Think about the last time your phone hit 5 percent battery. Everything slows down. Apps stop working properly. The phone starts protecting its remaining power by shutting down anything non-essential. It's still technically on, but it's not functioning at full capacity. It's just surviving.
A lot of leaders are operating at 5 percent, and they're wondering why their teams feel sluggish, disengaged, and stuck.
The Mindset Battery
Power in 30's PowerOS framework opens with a foundational insight: human mindset works exactly like a cell phone battery. Without being intentionally recharged, it loses the ability to function effectively. The demands of leadership, constant decisions, competing priorities, difficult conversations, and organizational pressure drain the battery continuously. A leader who isn't actively recharging their mindset will eventually have nothing left to give the people counting on them.
The Discover phase of PowerOS is built around getting curious, recognizing that every moment, leaders either surrender power or generate it. That starts with self-awareness: the ability to identify your own obstacles and opportunities honestly, without the distortion of defensiveness or denial. It requires emotional intelligence to regulate the reactions that drain power unnecessarily, and critical thinking to validate obstacles realistically rather than catastrophizing them.
What makes this difficult is that a draining battery rarely announces itself. It happens gradually. The leader who was once energized by challenge starts dreading Monday mornings. The one who used to generate enthusiasm in the room starts going through the motions. The one who had vision starts managing day to day with no sense of direction. By the time the battery hits critical levels, the damage to the team's culture and performance is already significant. The awareness has to come earlier, and that requires the kind of honest self-assessment most leaders are never taught to do.
Cultivate Opportunity
The most powerful leaders don't just manage their obstacles; they cultivate their opportunities. That means developing the habit of possibility thinking. They’re looking at a challenging situation and asking not just "what's wrong here" but "what does this make possible." It means applying a growth mindset that treats every difficult moment as information rather than indictment. It means building the strength-based perspective that sees capability and potential rather than defaulting to what's missing.

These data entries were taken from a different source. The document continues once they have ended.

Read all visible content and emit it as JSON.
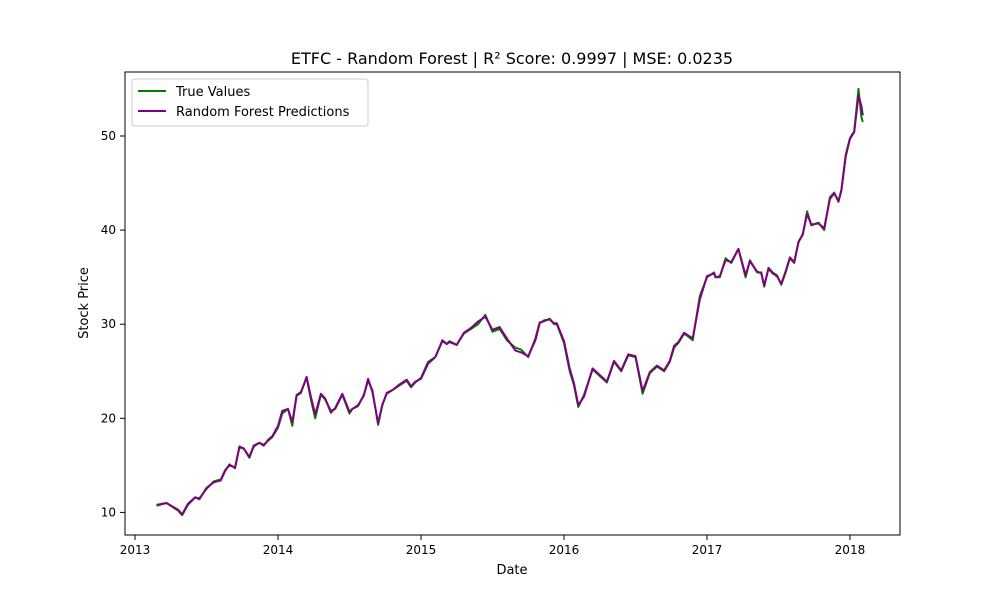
{
  "chart_data": {
    "type": "line",
    "title": "ETFC - Random Forest | R² Score: 0.9997 | MSE: 0.0235",
    "xlabel": "Date",
    "ylabel": "Stock Price",
    "xlim": [
      2012.93,
      2018.35
    ],
    "ylim": [
      7.6,
      56.8
    ],
    "xticks": [
      2013,
      2014,
      2015,
      2016,
      2017,
      2018
    ],
    "yticks": [
      10,
      20,
      30,
      40,
      50
    ],
    "grid": false,
    "legend_position": "top-left",
    "x": [
      2013.15,
      2013.22,
      2013.3,
      2013.33,
      2013.37,
      2013.42,
      2013.45,
      2013.5,
      2013.55,
      2013.6,
      2013.63,
      2013.66,
      2013.7,
      2013.73,
      2013.76,
      2013.8,
      2013.83,
      2013.87,
      2013.9,
      2013.93,
      2013.96,
      2014.0,
      2014.03,
      2014.07,
      2014.1,
      2014.13,
      2014.16,
      2014.2,
      2014.23,
      2014.26,
      2014.3,
      2014.33,
      2014.37,
      2014.4,
      2014.45,
      2014.5,
      2014.52,
      2014.56,
      2014.6,
      2014.63,
      2014.66,
      2014.7,
      2014.73,
      2014.76,
      2014.8,
      2014.85,
      2014.9,
      2014.93,
      2014.96,
      2015.0,
      2015.05,
      2015.1,
      2015.15,
      2015.18,
      2015.2,
      2015.25,
      2015.3,
      2015.35,
      2015.4,
      2015.45,
      2015.5,
      2015.55,
      2015.6,
      2015.66,
      2015.7,
      2015.75,
      2015.8,
      2015.83,
      2015.86,
      2015.9,
      2015.93,
      2015.95,
      2016.0,
      2016.04,
      2016.07,
      2016.1,
      2016.14,
      2016.2,
      2016.25,
      2016.3,
      2016.35,
      2016.4,
      2016.45,
      2016.5,
      2016.55,
      2016.6,
      2016.65,
      2016.7,
      2016.74,
      2016.77,
      2016.8,
      2016.84,
      2016.86,
      2016.9,
      2016.95,
      2017.0,
      2017.05,
      2017.06,
      2017.09,
      2017.13,
      2017.17,
      2017.22,
      2017.27,
      2017.3,
      2017.35,
      2017.38,
      2017.4,
      2017.43,
      2017.46,
      2017.49,
      2017.52,
      2017.55,
      2017.58,
      2017.61,
      2017.64,
      2017.67,
      2017.7,
      2017.73,
      2017.78,
      2017.82,
      2017.86,
      2017.89,
      2017.92,
      2017.94,
      2017.97,
      2018.0,
      2018.03,
      2018.06,
      2018.08,
      2018.09
    ],
    "series": [
      {
        "name": "True Values",
        "color": "#008000",
        "values": [
          10.7,
          11.0,
          10.2,
          9.7,
          10.8,
          11.6,
          11.5,
          12.5,
          13.3,
          13.5,
          14.5,
          15.0,
          14.8,
          16.9,
          16.8,
          15.8,
          17.0,
          17.4,
          17.2,
          17.6,
          18.0,
          19.0,
          20.5,
          21.0,
          19.2,
          22.5,
          22.8,
          24.3,
          22.0,
          20.0,
          22.5,
          22.0,
          20.8,
          21.0,
          22.5,
          20.5,
          21.0,
          21.3,
          22.5,
          24.0,
          23.0,
          19.3,
          21.5,
          22.6,
          23.0,
          23.5,
          24.0,
          23.3,
          23.8,
          24.3,
          26.0,
          26.5,
          28.2,
          27.9,
          28.2,
          27.8,
          29.0,
          29.5,
          30.0,
          31.0,
          29.2,
          29.5,
          28.3,
          27.5,
          27.3,
          26.5,
          28.5,
          30.2,
          30.3,
          30.6,
          30.0,
          30.0,
          28.0,
          25.0,
          23.5,
          21.2,
          22.5,
          25.2,
          24.5,
          23.8,
          26.0,
          25.0,
          26.7,
          26.5,
          22.6,
          24.8,
          25.5,
          25.0,
          26.0,
          27.5,
          28.0,
          29.0,
          28.8,
          28.3,
          33.0,
          35.0,
          35.5,
          35.0,
          35.0,
          37.0,
          36.5,
          38.0,
          35.0,
          36.8,
          35.5,
          35.5,
          34.0,
          36.0,
          35.5,
          35.2,
          34.2,
          35.5,
          37.0,
          36.5,
          38.8,
          39.5,
          42.0,
          40.5,
          40.8,
          40.0,
          43.5,
          44.0,
          43.0,
          44.3,
          48.0,
          49.8,
          50.5,
          55.0,
          52.0,
          51.5
        ]
      },
      {
        "name": "Random Forest Predictions",
        "color": "#800080",
        "values": [
          10.8,
          11.0,
          10.3,
          9.8,
          10.9,
          11.6,
          11.4,
          12.6,
          13.2,
          13.4,
          14.4,
          15.1,
          14.7,
          17.0,
          16.8,
          15.9,
          17.1,
          17.4,
          17.1,
          17.7,
          18.1,
          19.2,
          20.8,
          21.0,
          19.6,
          22.4,
          22.7,
          24.4,
          22.3,
          20.4,
          22.6,
          22.1,
          20.6,
          21.1,
          22.6,
          20.7,
          21.0,
          21.4,
          22.4,
          24.2,
          22.8,
          19.5,
          21.4,
          22.7,
          23.0,
          23.6,
          24.1,
          23.4,
          23.9,
          24.2,
          25.8,
          26.5,
          28.3,
          27.9,
          28.1,
          27.8,
          29.1,
          29.6,
          30.3,
          30.8,
          29.4,
          29.7,
          28.5,
          27.2,
          27.0,
          26.6,
          28.3,
          30.1,
          30.4,
          30.5,
          30.1,
          30.1,
          28.2,
          25.3,
          23.7,
          21.4,
          22.3,
          25.3,
          24.6,
          23.9,
          26.1,
          25.1,
          26.8,
          26.6,
          22.9,
          24.9,
          25.6,
          25.1,
          26.1,
          27.7,
          28.1,
          29.1,
          28.9,
          28.5,
          32.6,
          35.1,
          35.4,
          35.0,
          35.1,
          36.8,
          36.6,
          38.0,
          35.2,
          36.7,
          35.6,
          35.4,
          34.1,
          35.9,
          35.4,
          35.1,
          34.3,
          35.6,
          37.1,
          36.6,
          38.7,
          39.6,
          41.7,
          40.6,
          40.7,
          40.2,
          43.3,
          43.9,
          43.1,
          44.2,
          47.8,
          49.7,
          50.4,
          54.3,
          53.2,
          52.2
        ]
      }
    ]
  }
}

This isn't optimism as a personality trait. It's optimism as a deliberate discipline, a choice made consistently, especially when the circumstances don't seem to warrant it. Anyone can find evidence to justify pessimism. The news cycle, the competitive landscape, the internal politics, the talent challenges, there is never a shortage of reasons to feel powerless. The question Power in 30 forces every leader to confront is a simple one: why live that way? The pessimistic leader and the optimistic leader often face identical circumstances. What separates them is not luck or information. It's the daily decision to generate power rather than surrender to what drains it.
The Bottom Line
Leadership requires energy. Energy requires recharging. And recharging requires a leader who takes seriously the responsibility to manage their own mindset before attempting to manage anyone else's. The most powerful thing a leader can do for their team is show up fully charged, not because everything is going perfectly, but because they've made the intentional choice to generate power rather than surrender it. That choice, made consistently, is what separates leaders who merely survive the demands of their role from those who thrive in them and bring their teams along for the ride.